私のう歴書

 ラズウェル細木「う」を読むとモーレツに鰻が食べたくなる。子どもの頃は肉の脂身やニンニクや刺身と並んで鰻も嫌いだった。大学生で一人暮らしをするようになってからいろんなものを食べられるようになった(うなぎもその一つ)。20代初めの記憶は3つある。ひとつは、大阪の立ち食い屋台風の店で食べた450円程のうな丼。確か表面はごはんだけで、中に二切れほどまぶしてあったように思う(それにしても安かった)。二つ目は、京橋で食べたうな丼。こちらは1000円前後で表面にたっぷりとかば焼きが乗ったオーソドックスなもので大変おいしかった記憶がある(これで鰻に目覚めたのだろう)。三つ目は、七尾の新公楽で食べたうな丼。一人でぶらりと入ると、親戚のおじさんとその息子が食べていてびっくりした。
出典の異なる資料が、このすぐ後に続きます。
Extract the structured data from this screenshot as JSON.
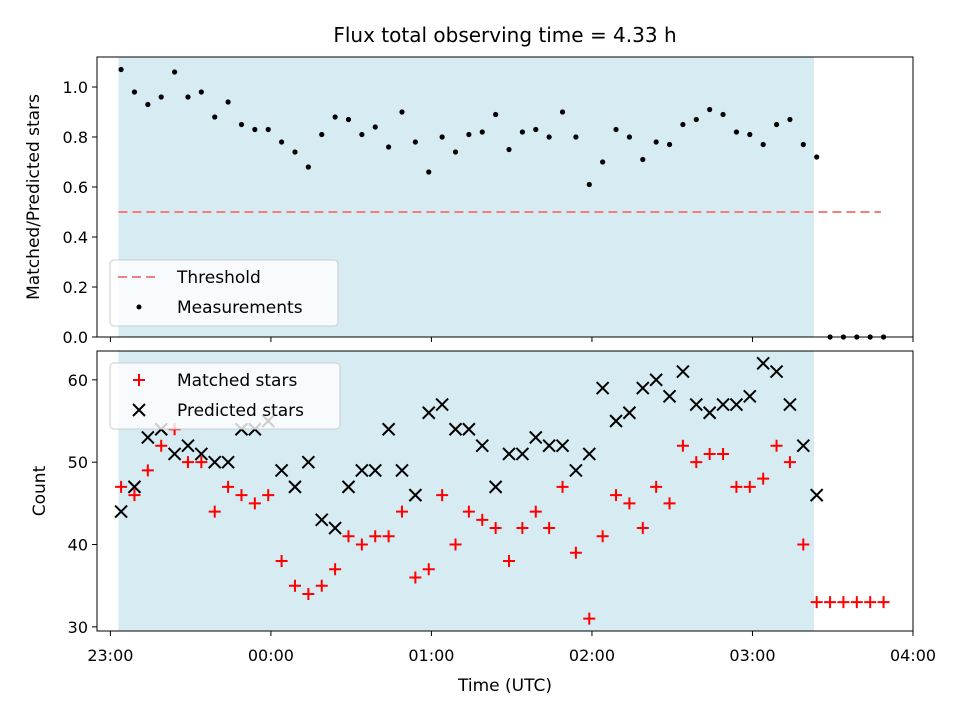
{
  "chart_data": [
    {
      "type": "scatter",
      "title": "Flux total observing time = 4.33 h",
      "ylabel": "Matched/Predicted stars",
      "xlim": [
        "22:55",
        "04:00"
      ],
      "ylim": [
        0,
        1.12
      ],
      "yticks": [
        {
          "v": 0,
          "label": "0.0"
        },
        {
          "v": 0.2,
          "label": "0.2"
        },
        {
          "v": 0.4,
          "label": "0.4"
        },
        {
          "v": 0.6,
          "label": "0.6"
        },
        {
          "v": 0.8,
          "label": "0.8"
        },
        {
          "v": 1.0,
          "label": "1.0"
        }
      ],
      "observing_span": [
        "23:03",
        "03:23"
      ],
      "threshold": {
        "name": "Threshold",
        "value": 0.5,
        "x_start": "23:03",
        "x_end": "03:48",
        "color": "#f08080"
      },
      "legend": {
        "placement": "lower-left",
        "entries": [
          "Threshold",
          "Measurements"
        ]
      },
      "series": [
        {
          "name": "Measurements",
          "marker": "dot",
          "color": "#000000",
          "x": [
            "23:04",
            "23:09",
            "23:14",
            "23:19",
            "23:24",
            "23:29",
            "23:34",
            "23:39",
            "23:44",
            "23:49",
            "23:54",
            "23:59",
            "00:04",
            "00:09",
            "00:14",
            "00:19",
            "00:24",
            "00:29",
            "00:34",
            "00:39",
            "00:44",
            "00:49",
            "00:54",
            "00:59",
            "01:04",
            "01:09",
            "01:14",
            "01:19",
            "01:24",
            "01:29",
            "01:34",
            "01:39",
            "01:44",
            "01:49",
            "01:54",
            "01:59",
            "02:04",
            "02:09",
            "02:14",
            "02:19",
            "02:24",
            "02:29",
            "02:34",
            "02:39",
            "02:44",
            "02:49",
            "02:54",
            "02:59",
            "03:04",
            "03:09",
            "03:14",
            "03:19",
            "03:24",
            "03:29",
            "03:34",
            "03:39",
            "03:44",
            "03:49"
          ],
          "y": [
            1.07,
            0.98,
            0.93,
            0.96,
            1.06,
            0.96,
            0.98,
            0.88,
            0.94,
            0.85,
            0.83,
            0.83,
            0.78,
            0.74,
            0.68,
            0.81,
            0.88,
            0.87,
            0.81,
            0.84,
            0.76,
            0.9,
            0.78,
            0.66,
            0.8,
            0.74,
            0.81,
            0.82,
            0.89,
            0.75,
            0.82,
            0.83,
            0.8,
            0.9,
            0.8,
            0.61,
            0.7,
            0.83,
            0.8,
            0.71,
            0.78,
            0.77,
            0.85,
            0.87,
            0.91,
            0.89,
            0.82,
            0.81,
            0.77,
            0.85,
            0.87,
            0.77,
            0.72,
            0.0,
            0.0,
            0.0,
            0.0,
            0.0
          ]
        }
      ]
    },
    {
      "type": "scatter",
      "xlabel": "Time (UTC)",
      "ylabel": "Count",
      "xlim": [
        "22:55",
        "04:00"
      ],
      "ylim": [
        29.5,
        63.5
      ],
      "xticks": [
        "23:00",
        "00:00",
        "01:00",
        "02:00",
        "03:00",
        "04:00"
      ],
      "yticks": [
        {
          "v": 30,
          "label": "30"
        },
        {
          "v": 40,
          "label": "40"
        },
        {
          "v": 50,
          "label": "50"
        },
        {
          "v": 60,
          "label": "60"
        }
      ],
      "observing_span": [
        "23:03",
        "03:23"
      ],
      "legend": {
        "placement": "upper-left",
        "entries": [
          "Matched stars",
          "Predicted stars"
        ]
      },
      "series": [
        {
          "name": "Matched stars",
          "marker": "plus",
          "color": "#ff0000",
          "x": [
            "23:04",
            "23:09",
            "23:14",
            "23:19",
            "23:24",
            "23:29",
            "23:34",
            "23:39",
            "23:44",
            "23:49",
            "23:54",
            "23:59",
            "00:04",
            "00:09",
            "00:14",
            "00:19",
            "00:24",
            "00:29",
            "00:34",
            "00:39",
            "00:44",
            "00:49",
            "00:54",
            "00:59",
            "01:04",
            "01:09",
            "01:14",
            "01:19",
            "01:24",
            "01:29",
            "01:34",
            "01:39",
            "01:44",
            "01:49",
            "01:54",
            "01:59",
            "02:04",
            "02:09",
            "02:14",
            "02:19",
            "02:24",
            "02:29",
            "02:34",
            "02:39",
            "02:44",
            "02:49",
            "02:54",
            "02:59",
            "03:04",
            "03:09",
            "03:14",
            "03:19",
            "03:24",
            "03:29",
            "03:34",
            "03:39",
            "03:44",
            "03:49"
          ],
          "y": [
            47,
            46,
            49,
            52,
            54,
            50,
            50,
            44,
            47,
            46,
            45,
            46,
            38,
            35,
            34,
            35,
            37,
            41,
            40,
            41,
            41,
            44,
            36,
            37,
            46,
            40,
            44,
            43,
            42,
            38,
            42,
            44,
            42,
            47,
            39,
            31,
            41,
            46,
            45,
            42,
            47,
            45,
            52,
            50,
            51,
            51,
            47,
            47,
            48,
            52,
            50,
            40,
            33,
            33,
            33,
            33,
            33,
            33
          ]
        },
        {
          "name": "Predicted stars",
          "marker": "x",
          "color": "#000000",
          "x": [
            "23:04",
            "23:09",
            "23:14",
            "23:19",
            "23:24",
            "23:29",
            "23:34",
            "23:39",
            "23:44",
            "23:49",
            "23:54",
            "23:59",
            "00:04",
            "00:09",
            "00:14",
            "00:19",
            "00:24",
            "00:29",
            "00:34",
            "00:39",
            "00:44",
            "00:49",
            "00:54",
            "00:59",
            "01:04",
            "01:09",
            "01:14",
            "01:19",
            "01:24",
            "01:29",
            "01:34",
            "01:39",
            "01:44",
            "01:49",
            "01:54",
            "01:59",
            "02:04",
            "02:09",
            "02:14",
            "02:19",
            "02:24",
            "02:29",
            "02:34",
            "02:39",
            "02:44",
            "02:49",
            "02:54",
            "02:59",
            "03:04",
            "03:09",
            "03:14",
            "03:19",
            "03:24"
          ],
          "y": [
            44,
            47,
            53,
            54,
            51,
            52,
            51,
            50,
            50,
            54,
            54,
            55,
            49,
            47,
            50,
            43,
            42,
            47,
            49,
            49,
            54,
            49,
            46,
            56,
            57,
            54,
            54,
            52,
            47,
            51,
            51,
            53,
            52,
            52,
            49,
            51,
            59,
            55,
            56,
            59,
            60,
            58,
            61,
            57,
            56,
            57,
            57,
            58,
            62,
            61,
            57,
            52,
            46
          ]
        }
      ]
    }
  ]
}
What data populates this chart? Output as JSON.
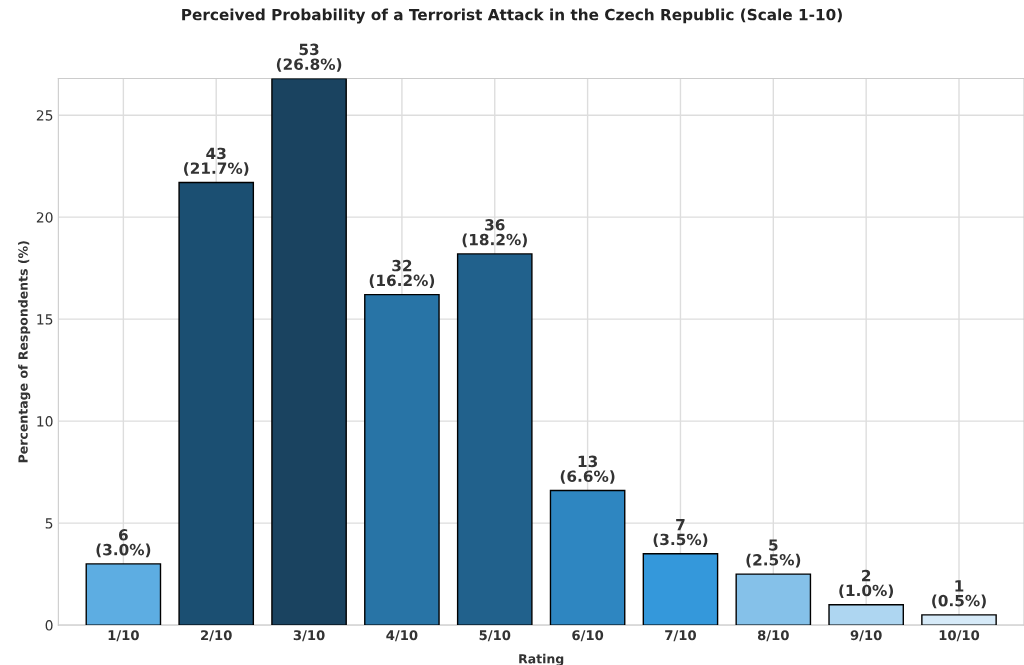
{
  "chart_data": {
    "type": "bar",
    "title": "Perceived Probability of a Terrorist Attack in the Czech Republic (Scale 1-10)",
    "xlabel": "Rating",
    "ylabel": "Percentage of Respondents (%)",
    "categories": [
      "1/10",
      "2/10",
      "3/10",
      "4/10",
      "5/10",
      "6/10",
      "7/10",
      "8/10",
      "9/10",
      "10/10"
    ],
    "values": [
      3.0,
      21.7,
      26.8,
      16.2,
      18.2,
      6.6,
      3.5,
      2.5,
      1.0,
      0.5
    ],
    "colors": [
      "#5dade2",
      "#1b4f72",
      "#1a4360",
      "#2874a6",
      "#21618c",
      "#2e86c1",
      "#3498db",
      "#85c1e9",
      "#aed6f1",
      "#d6eaf8"
    ],
    "value_labels": [
      "6\n(3.0%)",
      "43\n(21.7%)",
      "53\n(26.8%)",
      "32\n(16.2%)",
      "36\n(18.2%)",
      "13\n(6.6%)",
      "7\n(3.5%)",
      "5\n(2.5%)",
      "2\n(1.0%)",
      "1\n(0.5%)"
    ],
    "ylim": [
      0,
      26.8
    ],
    "yticks": [
      0,
      5,
      10,
      15,
      20,
      25
    ],
    "grid": true
  }
}
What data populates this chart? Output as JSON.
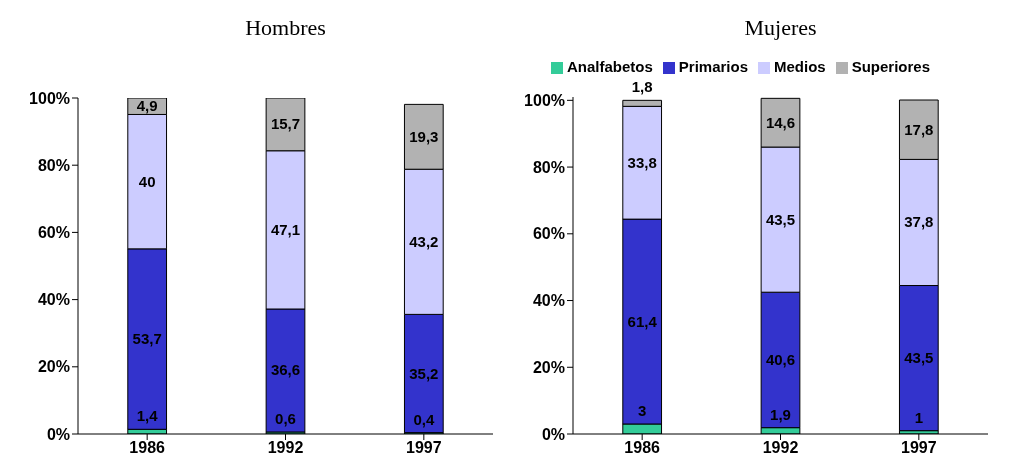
{
  "chart_data": [
    {
      "type": "bar",
      "title": "Hombres",
      "stacked": true,
      "categories": [
        "1986",
        "1992",
        "1997"
      ],
      "ylim": [
        0,
        100
      ],
      "yticks": [
        {
          "value": 0,
          "label": "0%"
        },
        {
          "value": 20,
          "label": "20%"
        },
        {
          "value": 40,
          "label": "40%"
        },
        {
          "value": 60,
          "label": "60%"
        },
        {
          "value": 80,
          "label": "80%"
        },
        {
          "value": 100,
          "label": "100%"
        }
      ],
      "grid": false,
      "legend": false,
      "series": [
        {
          "color": "#33cc99",
          "values": [
            1.4,
            0.6,
            0.4
          ],
          "value_labels": [
            "1,4",
            "0,6",
            "0,4"
          ]
        },
        {
          "color": "#3333cc",
          "values": [
            53.7,
            36.6,
            35.2
          ],
          "value_labels": [
            "53,7",
            "36,6",
            "35,2"
          ]
        },
        {
          "color": "#ccccff",
          "values": [
            40,
            47.1,
            43.2
          ],
          "value_labels": [
            "40",
            "47,1",
            "43,2"
          ]
        },
        {
          "color": "#b2b2b2",
          "values": [
            4.9,
            15.7,
            19.3
          ],
          "value_labels": [
            "4,9",
            "15,7",
            "19,3"
          ]
        }
      ]
    },
    {
      "type": "bar",
      "title": "Mujeres",
      "stacked": true,
      "categories": [
        "1986",
        "1992",
        "1997"
      ],
      "ylim": [
        0,
        101
      ],
      "yticks": [
        {
          "value": 0,
          "label": "0%"
        },
        {
          "value": 20,
          "label": "20%"
        },
        {
          "value": 40,
          "label": "40%"
        },
        {
          "value": 60,
          "label": "60%"
        },
        {
          "value": 80,
          "label": "80%"
        },
        {
          "value": 100,
          "label": "100%"
        }
      ],
      "grid": false,
      "legend": "top",
      "series": [
        {
          "name": "Analfabetos",
          "color": "#33cc99",
          "values": [
            3,
            1.9,
            1
          ],
          "value_labels": [
            "3",
            "1,9",
            "1"
          ]
        },
        {
          "name": "Primarios",
          "color": "#3333cc",
          "values": [
            61.4,
            40.6,
            43.5
          ],
          "value_labels": [
            "61,4",
            "40,6",
            "43,5"
          ]
        },
        {
          "name": "Medios",
          "color": "#ccccff",
          "values": [
            33.8,
            43.5,
            37.8
          ],
          "value_labels": [
            "33,8",
            "43,5",
            "37,8"
          ]
        },
        {
          "name": "Superiores",
          "color": "#b2b2b2",
          "values": [
            1.8,
            14.6,
            17.8
          ],
          "value_labels": [
            "1,8",
            "14,6",
            "17,8"
          ]
        }
      ]
    }
  ]
}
あと一つ、最も強烈な記憶は、子どもの頃家の五右衛門風呂に(底の円周の7割がたを占領)鎮座する鰻を見たことだ。父が川から捕まえてきたらしい。夜に父は時々鰻を撮りに七尾の川へ出かけていたらしい(一度連れて行ってもらったことがある)。風呂の大うなぎは翌日母がかば焼きにして食べた。